En cas de litige, le conseil de prud’hommes est seul compétant pour tout litige concernant la convention, l’homologation ou le refus d’homologation. La partie qui souhaite exercer un recours dispose d’un délai de 12 mois à compter de la date d’homologation de la convention pour saisir le conseil des prud’hommes. Passé ce délai, le recours est irrecevable et plus aucune contestation n’est donc possible.
Le salarié bénéficie de l’indemnité de rupture prévue par la convention et dont le montant ne peut être inférieur à l’indemnité légale de licenciement. Si l’indemnité est versée à un salarié n’étant pas en droit de bénéficier d’une pension de vieillesse, elle est exonérée de cotisations de sécurité sociale et d’impôt sur le revenu. L’indemnité de rupture serait assujettie à CSG et CRDS, après abattement de 3 %, pour la fraction qui excèderait le montant minimum légal. Pour les salariés ayant atteint l’âge de la retraite, les régimes fiscal et social de l’indemnité de rupture conventionnelle sont a priori ceux des indemnités de départ volontaire en retraite.

Congé maladie ou accident : nouvelles règles d’indemnisation

Décret n°2008-716 du 18 juillet 2008, JO du 19 juillet

Désormais, tout salarié ayant au moins un an d’ancienneté dans l’entreprise (et non plus trois) bénéficie, en cas d’absence au travail pour cause de maladie ou d’accident constaté par certificat médical, d’une indemnité complémentaire à l’allocation journalière.
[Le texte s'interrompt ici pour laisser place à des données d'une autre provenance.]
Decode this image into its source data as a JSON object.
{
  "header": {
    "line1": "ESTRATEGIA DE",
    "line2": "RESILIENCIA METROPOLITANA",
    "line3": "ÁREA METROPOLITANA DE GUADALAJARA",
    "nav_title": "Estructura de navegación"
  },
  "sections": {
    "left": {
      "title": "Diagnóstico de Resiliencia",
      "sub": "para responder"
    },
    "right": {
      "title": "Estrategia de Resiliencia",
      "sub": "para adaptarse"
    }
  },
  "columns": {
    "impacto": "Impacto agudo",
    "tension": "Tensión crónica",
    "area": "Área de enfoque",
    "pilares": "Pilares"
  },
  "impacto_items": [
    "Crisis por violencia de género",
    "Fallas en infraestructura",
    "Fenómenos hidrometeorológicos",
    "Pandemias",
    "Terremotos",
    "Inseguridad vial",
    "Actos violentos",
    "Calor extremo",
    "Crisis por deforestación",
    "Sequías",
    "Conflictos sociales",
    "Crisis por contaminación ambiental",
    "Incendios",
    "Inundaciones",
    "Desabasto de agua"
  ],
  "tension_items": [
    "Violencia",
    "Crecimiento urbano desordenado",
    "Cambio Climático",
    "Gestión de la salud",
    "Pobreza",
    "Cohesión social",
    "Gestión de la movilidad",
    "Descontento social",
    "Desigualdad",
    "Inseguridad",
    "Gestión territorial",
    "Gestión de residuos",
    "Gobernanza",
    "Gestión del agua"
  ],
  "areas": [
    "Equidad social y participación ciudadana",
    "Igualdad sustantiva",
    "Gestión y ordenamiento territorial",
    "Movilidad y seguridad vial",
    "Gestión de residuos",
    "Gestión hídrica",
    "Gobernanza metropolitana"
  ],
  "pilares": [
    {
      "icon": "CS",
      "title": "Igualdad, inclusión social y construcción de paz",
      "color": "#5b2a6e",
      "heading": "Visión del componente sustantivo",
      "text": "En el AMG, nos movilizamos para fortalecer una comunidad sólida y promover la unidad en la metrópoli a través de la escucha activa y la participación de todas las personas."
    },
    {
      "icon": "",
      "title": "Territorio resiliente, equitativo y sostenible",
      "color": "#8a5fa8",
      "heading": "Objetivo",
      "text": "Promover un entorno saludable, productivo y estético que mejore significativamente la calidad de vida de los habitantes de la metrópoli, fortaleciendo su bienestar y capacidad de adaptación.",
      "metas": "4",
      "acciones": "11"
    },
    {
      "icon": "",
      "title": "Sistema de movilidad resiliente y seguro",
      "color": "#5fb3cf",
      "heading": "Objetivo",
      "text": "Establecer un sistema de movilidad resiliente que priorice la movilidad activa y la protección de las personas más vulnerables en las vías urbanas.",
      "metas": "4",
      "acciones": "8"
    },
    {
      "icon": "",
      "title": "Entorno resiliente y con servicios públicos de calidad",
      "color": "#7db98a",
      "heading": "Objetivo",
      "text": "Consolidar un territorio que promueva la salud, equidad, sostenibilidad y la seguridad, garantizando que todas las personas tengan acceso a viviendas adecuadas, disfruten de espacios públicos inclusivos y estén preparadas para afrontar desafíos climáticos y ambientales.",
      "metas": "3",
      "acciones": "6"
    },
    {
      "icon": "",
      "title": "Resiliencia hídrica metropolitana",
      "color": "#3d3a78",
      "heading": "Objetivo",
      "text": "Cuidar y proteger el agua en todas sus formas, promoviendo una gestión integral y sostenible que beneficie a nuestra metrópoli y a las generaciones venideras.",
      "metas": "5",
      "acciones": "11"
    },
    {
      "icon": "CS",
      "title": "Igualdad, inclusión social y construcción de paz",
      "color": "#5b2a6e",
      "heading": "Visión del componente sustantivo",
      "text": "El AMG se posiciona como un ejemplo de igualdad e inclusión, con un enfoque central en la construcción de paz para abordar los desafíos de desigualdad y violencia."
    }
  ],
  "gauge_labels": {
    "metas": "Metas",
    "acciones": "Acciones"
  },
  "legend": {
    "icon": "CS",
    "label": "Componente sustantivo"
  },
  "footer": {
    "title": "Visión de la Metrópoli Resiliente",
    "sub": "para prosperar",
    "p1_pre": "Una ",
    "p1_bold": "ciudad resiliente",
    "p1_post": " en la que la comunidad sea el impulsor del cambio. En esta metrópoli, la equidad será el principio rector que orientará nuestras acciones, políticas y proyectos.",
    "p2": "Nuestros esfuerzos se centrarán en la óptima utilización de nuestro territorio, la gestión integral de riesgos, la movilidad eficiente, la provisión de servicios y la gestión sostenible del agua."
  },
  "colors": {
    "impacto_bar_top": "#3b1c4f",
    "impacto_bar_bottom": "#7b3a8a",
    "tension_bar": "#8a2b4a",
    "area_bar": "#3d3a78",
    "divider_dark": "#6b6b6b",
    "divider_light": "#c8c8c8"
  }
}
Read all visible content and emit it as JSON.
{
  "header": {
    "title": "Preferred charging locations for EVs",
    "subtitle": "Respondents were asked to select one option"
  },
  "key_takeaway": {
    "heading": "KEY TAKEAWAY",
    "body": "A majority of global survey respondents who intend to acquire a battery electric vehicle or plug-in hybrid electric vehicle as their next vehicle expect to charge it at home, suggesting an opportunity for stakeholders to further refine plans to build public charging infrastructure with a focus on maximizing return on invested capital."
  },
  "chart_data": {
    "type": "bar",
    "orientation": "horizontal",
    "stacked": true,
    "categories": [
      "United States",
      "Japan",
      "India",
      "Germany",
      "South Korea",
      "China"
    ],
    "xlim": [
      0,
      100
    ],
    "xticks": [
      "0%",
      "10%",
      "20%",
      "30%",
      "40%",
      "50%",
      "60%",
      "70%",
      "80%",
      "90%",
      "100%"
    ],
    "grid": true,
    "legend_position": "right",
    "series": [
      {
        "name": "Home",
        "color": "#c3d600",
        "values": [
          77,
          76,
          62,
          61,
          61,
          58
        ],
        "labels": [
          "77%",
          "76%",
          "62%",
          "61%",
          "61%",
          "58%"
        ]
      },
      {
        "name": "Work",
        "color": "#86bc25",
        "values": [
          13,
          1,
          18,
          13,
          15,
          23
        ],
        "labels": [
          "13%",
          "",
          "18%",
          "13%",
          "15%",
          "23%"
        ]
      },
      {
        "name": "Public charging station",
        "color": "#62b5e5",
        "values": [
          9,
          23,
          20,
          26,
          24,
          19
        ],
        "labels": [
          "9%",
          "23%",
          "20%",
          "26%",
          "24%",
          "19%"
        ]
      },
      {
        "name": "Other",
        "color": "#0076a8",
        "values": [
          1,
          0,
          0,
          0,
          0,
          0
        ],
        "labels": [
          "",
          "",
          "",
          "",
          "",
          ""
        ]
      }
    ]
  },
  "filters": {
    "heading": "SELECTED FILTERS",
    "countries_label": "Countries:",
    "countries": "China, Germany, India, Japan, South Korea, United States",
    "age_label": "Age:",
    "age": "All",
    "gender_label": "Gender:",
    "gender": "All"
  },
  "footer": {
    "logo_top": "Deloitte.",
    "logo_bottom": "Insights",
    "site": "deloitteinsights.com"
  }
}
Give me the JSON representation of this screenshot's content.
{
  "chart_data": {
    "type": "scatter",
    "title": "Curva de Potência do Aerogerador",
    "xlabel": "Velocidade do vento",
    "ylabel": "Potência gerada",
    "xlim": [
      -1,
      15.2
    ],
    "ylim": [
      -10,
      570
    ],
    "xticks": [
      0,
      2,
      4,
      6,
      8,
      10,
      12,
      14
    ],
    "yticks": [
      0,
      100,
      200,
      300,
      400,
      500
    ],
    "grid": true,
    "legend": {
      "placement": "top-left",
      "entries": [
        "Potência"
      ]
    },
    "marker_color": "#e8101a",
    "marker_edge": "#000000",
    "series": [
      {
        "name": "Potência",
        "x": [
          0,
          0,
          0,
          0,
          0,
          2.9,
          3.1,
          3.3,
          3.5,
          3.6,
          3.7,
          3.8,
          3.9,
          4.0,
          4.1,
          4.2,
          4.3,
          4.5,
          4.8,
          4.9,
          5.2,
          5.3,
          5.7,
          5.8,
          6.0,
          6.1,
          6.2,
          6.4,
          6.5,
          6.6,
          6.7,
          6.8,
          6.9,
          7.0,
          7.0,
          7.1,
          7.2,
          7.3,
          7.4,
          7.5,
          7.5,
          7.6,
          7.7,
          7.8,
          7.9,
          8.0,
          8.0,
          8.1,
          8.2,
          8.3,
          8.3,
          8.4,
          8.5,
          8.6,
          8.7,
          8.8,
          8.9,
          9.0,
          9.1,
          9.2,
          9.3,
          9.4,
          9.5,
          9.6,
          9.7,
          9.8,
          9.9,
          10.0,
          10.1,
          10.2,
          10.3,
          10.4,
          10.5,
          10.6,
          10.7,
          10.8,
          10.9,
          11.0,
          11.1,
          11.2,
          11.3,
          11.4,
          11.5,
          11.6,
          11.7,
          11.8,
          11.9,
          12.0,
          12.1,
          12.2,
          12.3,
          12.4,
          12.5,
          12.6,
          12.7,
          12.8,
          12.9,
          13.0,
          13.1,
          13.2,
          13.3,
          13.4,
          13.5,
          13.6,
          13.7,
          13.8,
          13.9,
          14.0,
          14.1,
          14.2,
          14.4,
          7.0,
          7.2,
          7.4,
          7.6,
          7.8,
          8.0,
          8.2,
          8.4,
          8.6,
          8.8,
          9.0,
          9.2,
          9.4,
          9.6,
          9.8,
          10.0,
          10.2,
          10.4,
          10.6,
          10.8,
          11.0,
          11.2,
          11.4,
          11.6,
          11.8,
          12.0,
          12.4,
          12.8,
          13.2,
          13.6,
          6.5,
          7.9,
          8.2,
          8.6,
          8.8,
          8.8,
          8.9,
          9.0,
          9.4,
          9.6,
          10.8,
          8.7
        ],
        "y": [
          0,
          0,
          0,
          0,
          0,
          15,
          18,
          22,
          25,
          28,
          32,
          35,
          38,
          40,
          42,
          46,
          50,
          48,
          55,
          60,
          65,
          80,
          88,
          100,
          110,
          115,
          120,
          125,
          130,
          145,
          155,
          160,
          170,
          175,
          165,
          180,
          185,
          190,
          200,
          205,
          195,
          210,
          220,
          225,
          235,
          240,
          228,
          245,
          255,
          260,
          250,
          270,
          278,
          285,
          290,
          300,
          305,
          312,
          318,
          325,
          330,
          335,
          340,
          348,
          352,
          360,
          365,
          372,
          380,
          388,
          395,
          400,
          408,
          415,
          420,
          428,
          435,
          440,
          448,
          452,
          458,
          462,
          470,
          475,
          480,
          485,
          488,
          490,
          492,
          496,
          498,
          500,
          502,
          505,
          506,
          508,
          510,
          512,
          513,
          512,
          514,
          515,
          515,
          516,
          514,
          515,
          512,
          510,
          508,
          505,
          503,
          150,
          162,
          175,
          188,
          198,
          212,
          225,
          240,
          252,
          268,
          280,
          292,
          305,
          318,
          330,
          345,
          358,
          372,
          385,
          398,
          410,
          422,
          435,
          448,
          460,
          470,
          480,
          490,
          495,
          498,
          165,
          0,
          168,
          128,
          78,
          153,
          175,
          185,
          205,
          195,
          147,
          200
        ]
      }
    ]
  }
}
Cette indemnité correspond à 90 % de la rémunération brute durant les 30 premiers jours d’absence, puis à 66 % pendant les 30 jours suivants. Ces durées d’indemnisation sont augmentées de 10 jours par période entière de 5 ans d’ancienneté, en plus de la durée d’un an d’ancienneté requise pour l’ouverture des droits. Chaque durée d’indemnisation ne peut cependant dépasser 90 jours.
Ce délai d’indemnisation est compté à partir de 7 jours d’absence, au lieu de 11 précédemment. Mais en cas d’accident du travail (à l’exclusion des accidents de trajet) ou de maladie professionnelle, la durée d’indemnisation débute au premier jour d’absence.